Bob a acheté sa maison en 2003 et y a immédiatement emménagé. Il y a vécu jusqu’au 1er janvier 2016 et a ensuite commencé à le louer. Mais nous sommes mi-2018 et il craint de ne pas pouvoir le vendre avant le 1er janvier 2019. Alors, pour s’assurer de ne pas enfreindre la règle des 2 ans sur 5, il expulse son locataire et réemménage dans la propriété le 1er juillet 2018.

Eh bien, Bob vient de se tirer une balle dans le pied. L’exception pour les 3 années d’utilisation d’un bien locatif ne s’applique que si c’est après la dernière date à laquelle Bob a utilisé le bien comme résidence principale. En y retournant, il a transformé ces 2,5 années d’utilisation d’un bien locatif en une « utilisation non admissible ».

Il doit maintenant répartir son gain au prorata. Supposons qu’il ait vendu le bien le 31 décembre 2018. Son « utilisation admissible » s’est déroulée du 1er janvier 2003 au 1er janvier 2016 (13 ans), plus du 1er juillet 2018 au 31 décembre 2018 (six mois), et son « utilisation non admissible » était de 2,5 ans. Ainsi, 13,5/16 ans sont « qualifiés » et environ 84 % de son gain est potentiellement exclu. Gain en capital de 400 000 $ x 84 % = 336 000 $. Les 64 000 $ restants de son gain sont imposables.

Il y a plus à calculer

Mais nous n’avons pas encore fini. Sur ce gain en capital potentiellement exclu de 336 000 $, Bob ne peut en retirer que 250 000 $ s’il est célibataire.
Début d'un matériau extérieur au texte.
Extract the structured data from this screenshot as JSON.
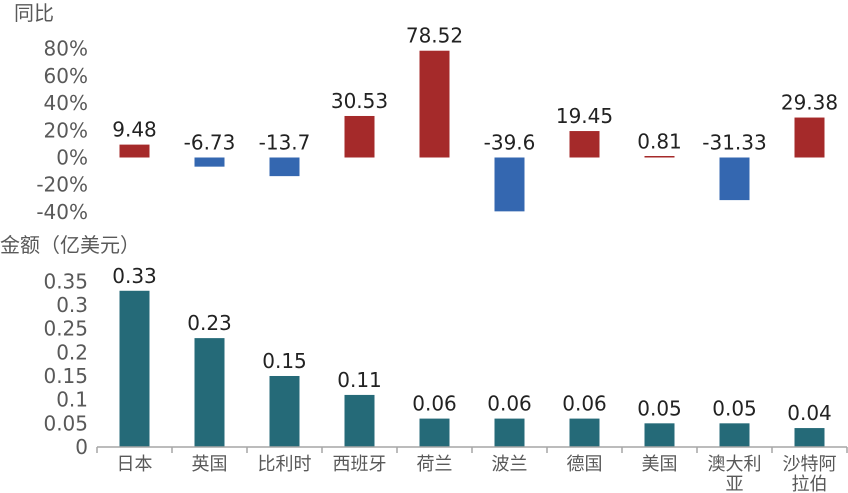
{
  "chart_data": [
    {
      "type": "bar",
      "ylabel": "同比",
      "categories": [
        "日本",
        "英国",
        "比利时",
        "西班牙",
        "荷兰",
        "波兰",
        "德国",
        "美国",
        "澳大利亚",
        "沙特阿拉伯"
      ],
      "values": [
        9.48,
        -6.73,
        -13.7,
        30.53,
        78.52,
        -39.6,
        19.45,
        0.81,
        -31.33,
        29.38
      ],
      "data_labels": [
        "9.48",
        "-6.73",
        "-13.7",
        "30.53",
        "78.52",
        "-39.6",
        "19.45",
        "0.81",
        "-31.33",
        "29.38"
      ],
      "ylim": [
        -40,
        80
      ],
      "yticks": [
        "80%",
        "60%",
        "40%",
        "20%",
        "0%",
        "-20%",
        "-40%"
      ],
      "colors": {
        "positive": "#A52A2A",
        "negative": "#3467B0"
      },
      "grid": false
    },
    {
      "type": "bar",
      "ylabel": "金额（亿美元）",
      "categories": [
        "日本",
        "英国",
        "比利时",
        "西班牙",
        "荷兰",
        "波兰",
        "德国",
        "美国",
        "澳大利亚",
        "沙特阿拉伯"
      ],
      "category_lines": [
        [
          "日本"
        ],
        [
          "英国"
        ],
        [
          "比利时"
        ],
        [
          "西班牙"
        ],
        [
          "荷兰"
        ],
        [
          "波兰"
        ],
        [
          "德国"
        ],
        [
          "美国"
        ],
        [
          "澳大利",
          "亚"
        ],
        [
          "沙特阿",
          "拉伯"
        ]
      ],
      "values": [
        0.33,
        0.23,
        0.15,
        0.11,
        0.06,
        0.06,
        0.06,
        0.05,
        0.05,
        0.04
      ],
      "data_labels": [
        "0.33",
        "0.23",
        "0.15",
        "0.11",
        "0.06",
        "0.06",
        "0.06",
        "0.05",
        "0.05",
        "0.04"
      ],
      "ylim": [
        0,
        0.35
      ],
      "yticks": [
        "0.35",
        "0.3",
        "0.25",
        "0.2",
        "0.15",
        "0.1",
        "0.05",
        "0"
      ],
      "colors": {
        "bar": "#256A78",
        "axis": "#A6A6A6"
      },
      "grid": false
    }
  ]
}
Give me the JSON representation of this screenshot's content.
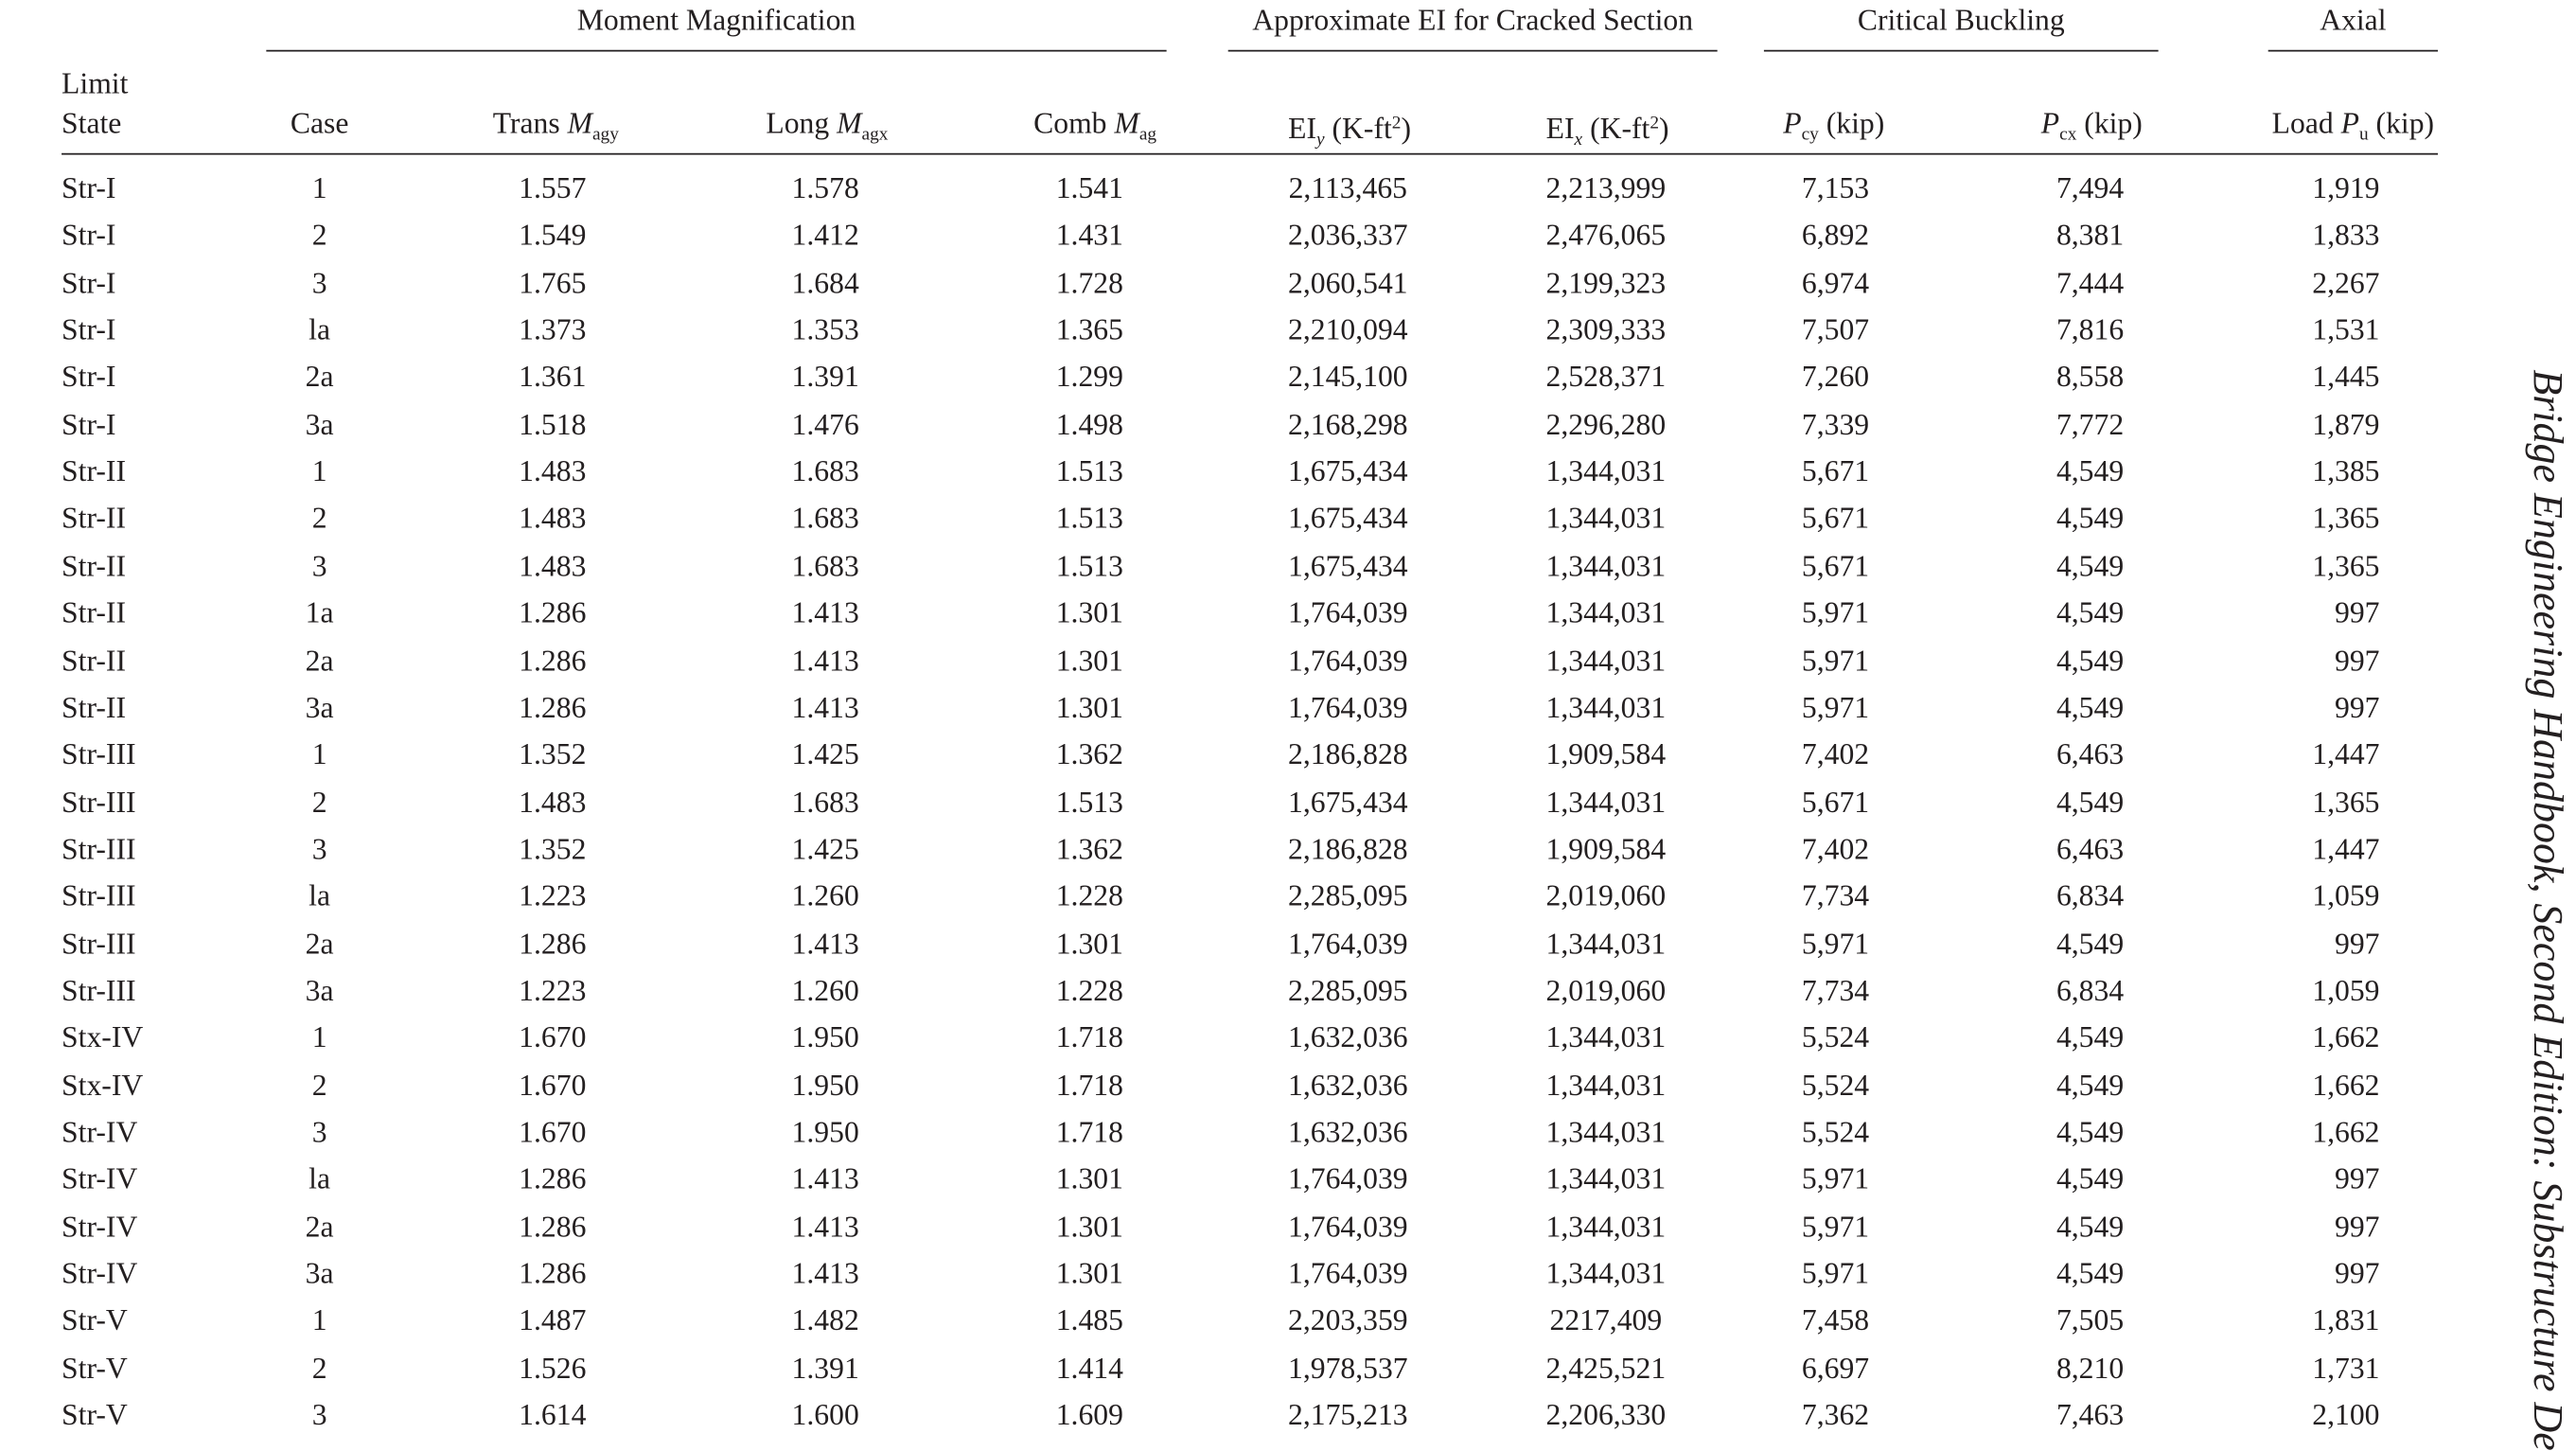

S’il est marié (et si Bob et son épouse satisfont tous deux au critère d’utilisation), lui et son épouse pourraient bénéficier de l’exclusion totale de 336 000 $.

Si Bob continue de vivre dans son ancienne location, son inclusion au prorata des gains en capital continuera de croître, mais ne reviendra jamais à 100 %. Par exemple, s’il a vécu dans la propriété jusqu’au 1er janvier 2022 (pendant trois ans supplémentaires) après avoir emménagé le 1er juillet 2018, son exclusion serait de 16,5 / 19 ans, soit 87 %.

La meilleure chose que Bob aurait dû faire était d’expulser ses locataires avec suffisamment de temps pour vendre avant le 1er janvier 2019 afin d’obtenir l’exclusion complète et de ne pas emménager avant cette date.

Scénario 3 (la loi fiscale a changé le 1er janvier 2009) :

Supposons maintenant que Bob ait loué la propriété au début et qu’il y ait emménagé plus tard. Bob a acheté sa maison en 2003 et l’a immédiatement louée. À compter du 1er janvier 2009, les locataires ont déménagé et il a emménagé dans la propriété. Il envisage maintenant de vendre la propriété aujourd’hui.

La totalité du gain en capital de 400 000 $ de Bob est potentiellement exclue. Toute activité de propriété locative avant le 1er janvier 2009 est considérée comme une « utilisation admissible ». Cette nouvelle partie au prorata du § 121 est entrée en vigueur le 1er janvier 2009.donc toute utilisation de location avant cette date est gratuite, à condition que vous respectiez la règle des 2 sur 5 avant de vendre. Si Bob est célibataire, il peut bénéficier d’une exclusion de 250 000 $. S’il est marié (et si Bob et son épouse satisfont tous deux au critère d’utilisation), lui et son épouse pourraient bénéficier de l’exclusion totale de 400 000 $.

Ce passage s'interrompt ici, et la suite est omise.